By Elizabeth Smith
The Lynchburg Information Technology Center was recently ranked as one of the top ten digital centers in the country by e.Republic’s Center for Digital Government for the ninth year in a row. According to an article from News & Advance, Lynchburg placed fifth among cities of its size in the center’s twelfth annual Digital Cities Survey.
According to Mike Goetz, the director of the IT department in Lynchburg, the department was evaluated about several different duties and tasks that they provide for the local government as well as their use of technology throughout the city of Lynchburg.
Goetz said Lynchburg has been ranked exceptionally high for nine consecutive years because the department is constantly striving to improve technology not only for citizens, but also for the local government.
“It’s a reflection on the willingness of our city council and the city management to use technology to serve citizens and to invest. We’ve spent a lot of money and made an investment in information technology but it has paid us back tremendously with benefits. These [benefits] include not only keeping taxes down and running the government more efficiently, but also providing better service to our citizens,” Goetz said.
“Cities that are investing in technology are seeing tremendous cost savings that are critical to operations and their ability to meet higher demand for services. These cities are true innovators, and we applaud them as they work in the spirit of collaboration to provide extraordinary value to constituents despite budget setbacks.” Todd Sander, executive director of the center, said in a news release.
Goetz mentioned a new program he calls the “new work management system” which he said opened the doors for one of the best customer service IT centers in the nation.

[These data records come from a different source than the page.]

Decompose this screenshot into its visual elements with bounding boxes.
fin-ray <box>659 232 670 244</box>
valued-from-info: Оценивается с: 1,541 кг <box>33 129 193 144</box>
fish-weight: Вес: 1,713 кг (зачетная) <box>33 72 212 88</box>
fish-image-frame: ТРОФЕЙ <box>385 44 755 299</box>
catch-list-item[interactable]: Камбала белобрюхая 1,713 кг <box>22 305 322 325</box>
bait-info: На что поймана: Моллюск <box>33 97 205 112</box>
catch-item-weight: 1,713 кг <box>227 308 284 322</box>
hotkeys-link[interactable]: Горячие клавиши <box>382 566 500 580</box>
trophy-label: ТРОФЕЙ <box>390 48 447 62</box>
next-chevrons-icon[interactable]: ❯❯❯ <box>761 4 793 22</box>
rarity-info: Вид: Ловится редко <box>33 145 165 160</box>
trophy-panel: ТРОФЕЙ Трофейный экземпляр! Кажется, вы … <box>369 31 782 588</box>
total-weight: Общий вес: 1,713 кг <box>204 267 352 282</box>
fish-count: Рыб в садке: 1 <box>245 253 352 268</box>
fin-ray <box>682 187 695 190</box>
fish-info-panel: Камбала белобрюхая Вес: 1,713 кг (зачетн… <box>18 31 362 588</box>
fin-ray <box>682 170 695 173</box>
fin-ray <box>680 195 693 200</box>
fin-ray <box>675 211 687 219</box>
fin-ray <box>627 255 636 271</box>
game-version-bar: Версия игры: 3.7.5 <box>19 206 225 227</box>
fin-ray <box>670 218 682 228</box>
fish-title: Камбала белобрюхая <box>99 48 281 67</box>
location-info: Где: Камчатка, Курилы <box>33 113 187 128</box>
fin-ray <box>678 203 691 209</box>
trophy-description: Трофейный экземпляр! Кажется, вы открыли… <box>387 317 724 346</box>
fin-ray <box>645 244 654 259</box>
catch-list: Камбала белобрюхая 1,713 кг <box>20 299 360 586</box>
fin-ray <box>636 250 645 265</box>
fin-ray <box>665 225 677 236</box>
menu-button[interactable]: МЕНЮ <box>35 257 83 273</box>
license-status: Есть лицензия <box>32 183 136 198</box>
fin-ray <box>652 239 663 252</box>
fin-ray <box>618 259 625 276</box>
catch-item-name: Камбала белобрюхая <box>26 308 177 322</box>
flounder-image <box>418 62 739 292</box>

The program consists of four departments that work together on a daily basis to coordinate city activities—such as doing road work, fixing pipes, repairing sidewalk. Not only does this program help to keep city functions organized, but it also creates an easier and more effective way for citizens to report a problem in the city.
Before the implementation of the new system, citizens would have to call someone in the city’s IT department and be transferred from person to person before they were connected with someone who could actually fix the problem. Now a citizen can call in about a problem and any IT professional can send in an automatic virtual work order to have the problem taken care of as soon as possible.
Goetz will be taking a trip to Boston, MA November 30 to represent the city of Lynchburg and to receive recognition for the award by the National League of Cities’ 2012 Congress of Cities and Exposition.